On the eve of complete Black disenfranchisement, 1900

Between 1890 and 1908, every state in the Deep South adopted a new state constitution, explicitly for the purpose of disenfranchising blacks. Various devices were used--poll taxes, literacy tests, arbitrary registration practices, felony disenfranchisement (for only those crimes that blacks disproportionately committed). Note the resulting vitual elimination of the Republican vote in S. Carolina, Florida, Mississippi, and Louisiana. By comparison, Alabama and Georgia appear anomalous in the region--until one realizes that Alabama was not to pass its new state constitution until 1901, and Georgia not until 1908.

To learn more, see J. Morgan Kousser, The Shaping of Southern Politics: Suffrage Restrictions and the Establishment of the One-Party South, 1880-1910 (Yale University Press, 1974).

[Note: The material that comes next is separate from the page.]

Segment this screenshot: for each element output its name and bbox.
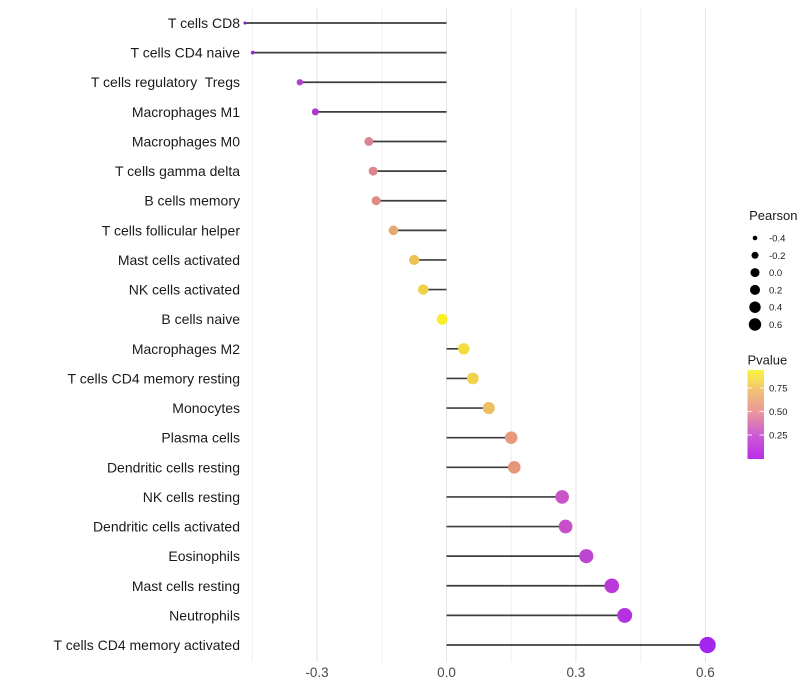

White turnout also plummetted due to disenfranchisement. Outside of N.C., Tennessee, and Arkansas, a minority of whites turned out in the post-disenfranchisement elections between 1900-1910. In the 1904 presidential election, only 29% of all adult males in the South voted, compared to 65% in the North. Kousser argues that the disenfranchisement of poor whites was not a mere unintended consequence of laws primarily intended to exclude blacks: support for disenfranchisement was strongest among rich white Democratic farmers in the black belt, often opposed by poor whites, and rationalized by antidemocratic ideas that equated poverty and illiteracy with political incompetence. Not just race and class but partisan interests underwrote disenfranchisement: the Democratic party was the main force behind disenfranchisement, and the major restrictive laws were passed at times of significant Republican and Populist challenge to Democratic dominance.